Paired Mapping Mode: In this mode, the reads in every pair are analyzed and mapped together: a CML for one is analyzed only if a CML for the other exists within a specified range of the first. A ‘rescue’ mode is available to re-map pairs with anomalous spacing.
Smith–Waterman Alignment: The CMLs are eventually investigated by the Smith–Waterman (SW) string matching algorithm (Smith and Waterman, 1981), Similar to the original version of SHRiMP, SHRiMP2 supports full alignment (with indels) of both letter space and color-space data. For SOLiD reads we align the genome to the four possible ‘translations’ of the read, thus allowing for sequencing errors see(Homer et al., 2009; Rumble et al., 2009).

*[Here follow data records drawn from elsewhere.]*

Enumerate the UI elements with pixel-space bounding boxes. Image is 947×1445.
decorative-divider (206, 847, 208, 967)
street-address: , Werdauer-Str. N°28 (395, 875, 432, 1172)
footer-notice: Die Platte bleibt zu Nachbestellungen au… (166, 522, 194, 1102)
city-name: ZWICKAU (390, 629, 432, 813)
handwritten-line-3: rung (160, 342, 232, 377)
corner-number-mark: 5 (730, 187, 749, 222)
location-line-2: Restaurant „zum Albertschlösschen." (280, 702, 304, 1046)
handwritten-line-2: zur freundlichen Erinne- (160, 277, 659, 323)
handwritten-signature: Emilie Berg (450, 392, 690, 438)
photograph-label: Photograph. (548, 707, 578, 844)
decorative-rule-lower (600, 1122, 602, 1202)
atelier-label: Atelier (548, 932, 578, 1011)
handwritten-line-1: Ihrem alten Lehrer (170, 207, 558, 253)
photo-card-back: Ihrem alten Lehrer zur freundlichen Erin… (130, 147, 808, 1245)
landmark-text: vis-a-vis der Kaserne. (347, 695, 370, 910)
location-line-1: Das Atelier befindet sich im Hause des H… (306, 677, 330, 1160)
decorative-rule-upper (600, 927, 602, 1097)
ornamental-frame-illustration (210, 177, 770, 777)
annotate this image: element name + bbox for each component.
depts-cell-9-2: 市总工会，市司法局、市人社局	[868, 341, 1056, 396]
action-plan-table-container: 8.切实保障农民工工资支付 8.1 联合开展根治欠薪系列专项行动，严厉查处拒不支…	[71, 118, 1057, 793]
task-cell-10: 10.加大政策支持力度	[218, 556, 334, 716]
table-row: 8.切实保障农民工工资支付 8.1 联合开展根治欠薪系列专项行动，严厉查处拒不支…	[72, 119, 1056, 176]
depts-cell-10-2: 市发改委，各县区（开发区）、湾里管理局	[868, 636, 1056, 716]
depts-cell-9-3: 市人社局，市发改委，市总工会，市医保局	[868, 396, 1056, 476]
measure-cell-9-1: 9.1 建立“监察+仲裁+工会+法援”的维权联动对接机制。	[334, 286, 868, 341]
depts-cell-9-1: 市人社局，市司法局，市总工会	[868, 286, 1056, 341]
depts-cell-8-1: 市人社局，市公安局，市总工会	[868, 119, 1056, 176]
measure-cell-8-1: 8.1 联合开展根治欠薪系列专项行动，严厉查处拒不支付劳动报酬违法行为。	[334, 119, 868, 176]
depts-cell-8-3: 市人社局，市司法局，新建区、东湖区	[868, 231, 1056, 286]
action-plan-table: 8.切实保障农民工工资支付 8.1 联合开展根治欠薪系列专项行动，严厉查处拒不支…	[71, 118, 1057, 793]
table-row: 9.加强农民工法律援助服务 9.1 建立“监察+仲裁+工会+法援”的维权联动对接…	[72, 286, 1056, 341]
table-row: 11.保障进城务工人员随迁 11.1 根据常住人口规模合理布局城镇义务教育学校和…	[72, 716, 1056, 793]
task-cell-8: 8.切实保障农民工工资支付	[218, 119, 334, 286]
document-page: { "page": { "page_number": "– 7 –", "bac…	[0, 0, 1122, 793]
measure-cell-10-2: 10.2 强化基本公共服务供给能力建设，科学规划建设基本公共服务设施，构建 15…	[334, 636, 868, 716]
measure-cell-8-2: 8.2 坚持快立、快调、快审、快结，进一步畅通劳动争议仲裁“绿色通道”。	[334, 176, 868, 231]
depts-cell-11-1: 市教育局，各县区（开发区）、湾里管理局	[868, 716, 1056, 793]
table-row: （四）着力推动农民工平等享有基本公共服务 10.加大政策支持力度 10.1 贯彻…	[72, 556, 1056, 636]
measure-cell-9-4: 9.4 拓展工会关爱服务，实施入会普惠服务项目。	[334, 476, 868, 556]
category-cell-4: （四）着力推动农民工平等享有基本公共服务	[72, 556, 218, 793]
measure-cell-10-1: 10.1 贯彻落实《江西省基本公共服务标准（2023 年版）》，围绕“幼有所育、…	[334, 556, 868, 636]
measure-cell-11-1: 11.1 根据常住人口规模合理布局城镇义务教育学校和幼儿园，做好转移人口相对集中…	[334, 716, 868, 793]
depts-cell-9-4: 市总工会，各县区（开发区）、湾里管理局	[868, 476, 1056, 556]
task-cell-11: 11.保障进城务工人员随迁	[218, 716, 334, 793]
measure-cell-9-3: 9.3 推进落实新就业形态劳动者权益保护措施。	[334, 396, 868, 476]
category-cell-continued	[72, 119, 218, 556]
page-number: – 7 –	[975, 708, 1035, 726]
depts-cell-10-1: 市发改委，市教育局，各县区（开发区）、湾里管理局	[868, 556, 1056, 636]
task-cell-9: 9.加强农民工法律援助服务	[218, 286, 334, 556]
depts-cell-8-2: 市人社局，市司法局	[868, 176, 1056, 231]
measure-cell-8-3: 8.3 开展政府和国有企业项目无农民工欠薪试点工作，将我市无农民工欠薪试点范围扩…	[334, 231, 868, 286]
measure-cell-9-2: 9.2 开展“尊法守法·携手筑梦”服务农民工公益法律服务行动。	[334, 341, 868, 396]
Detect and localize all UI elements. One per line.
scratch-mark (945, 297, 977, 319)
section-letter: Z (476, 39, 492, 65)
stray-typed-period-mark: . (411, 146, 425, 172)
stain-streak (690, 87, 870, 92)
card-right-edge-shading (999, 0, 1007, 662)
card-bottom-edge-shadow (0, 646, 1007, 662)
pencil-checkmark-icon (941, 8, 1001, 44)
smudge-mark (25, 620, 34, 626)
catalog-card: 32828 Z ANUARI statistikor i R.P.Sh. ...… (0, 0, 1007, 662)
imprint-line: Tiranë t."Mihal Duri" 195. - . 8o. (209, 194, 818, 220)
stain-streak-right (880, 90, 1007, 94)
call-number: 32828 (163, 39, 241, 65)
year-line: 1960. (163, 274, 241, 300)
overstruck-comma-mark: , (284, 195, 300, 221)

SHRiMP2 uses a caching heuristic to speed up the alignment of reads from repetitive regions: after alignment, we compute a hash of the target region, and store it together with the score. Before starting a SW, we first check if an identical region has already been aligned, and if so just reuse the score.
3 RESULTS AND DISCUSSION
We compared SHRiMP2 to three other leading read mapping programs: BFAST (Homer et al., 2009), BOWTIE (Langmead et al., 2009) and BWA (Li and Durbin, 2009). We generated 2 datasets, each containing 6 000 000 paired color-space reads, of 50 and 75 bp, respectively, simulated from the human chromosome 1. The reads contain variants (SNPs and indels), as well as sequencing errors distributed according to typical (non-uniform) error profiles of the SOLiD machine (4% average per-color error rate). We mapped both datasets as both paired and single-end reads.
A read (pair) is mapped ‘uniquely’ if the mapping with the highest score is unique. This mapping is ‘correct’ if it is within 10 bp of the location where the read (or both reads in the pair) was simulated from. We define recall as the fraction of all reads (pairs) that are mapped correctly, and precision as the fraction of all uniquely mapped reads (pairs) that are mapped correctly. In Figure 1A we present precision and recall of each algorithm, and in Figure 1B we demonstrate the runtimes for each tool on the datasets.
Of all the other short read mapping programs, we found that BFAST is the only one directly comparable to SHRiMP2 in providing high sensitivity even for highly polymorphic reads, practical speed and wealth of features. In our tests, SHRiMP2 achieves similar or better sensitivity for all polymorphism classes, with a running time that is 2–5 times faster than BFAST. While we include BOWTIE and BWA in the comparison, these programs primarily target speed, and do not match the sensitivity of SHRiMP2 or BFAST for highly polymorphic reads.
We also evaluated the speed of SHRiMP2 on real AB SOLiD data. We estimate that a 30× coverage of hg19 by unpaired 50 bp color space reads can be mapped by 20 nodes, each with 8 cores and 16 GB of RAM, in 3 days. For details, see the Supplementary Material.
Funding: SHRiMP development is suppored by MITACS, CIHR, and Life Technologies research grants to M.B. NSF grant (CCF-0832797) to M. David.
Conflict of Interest: none declared.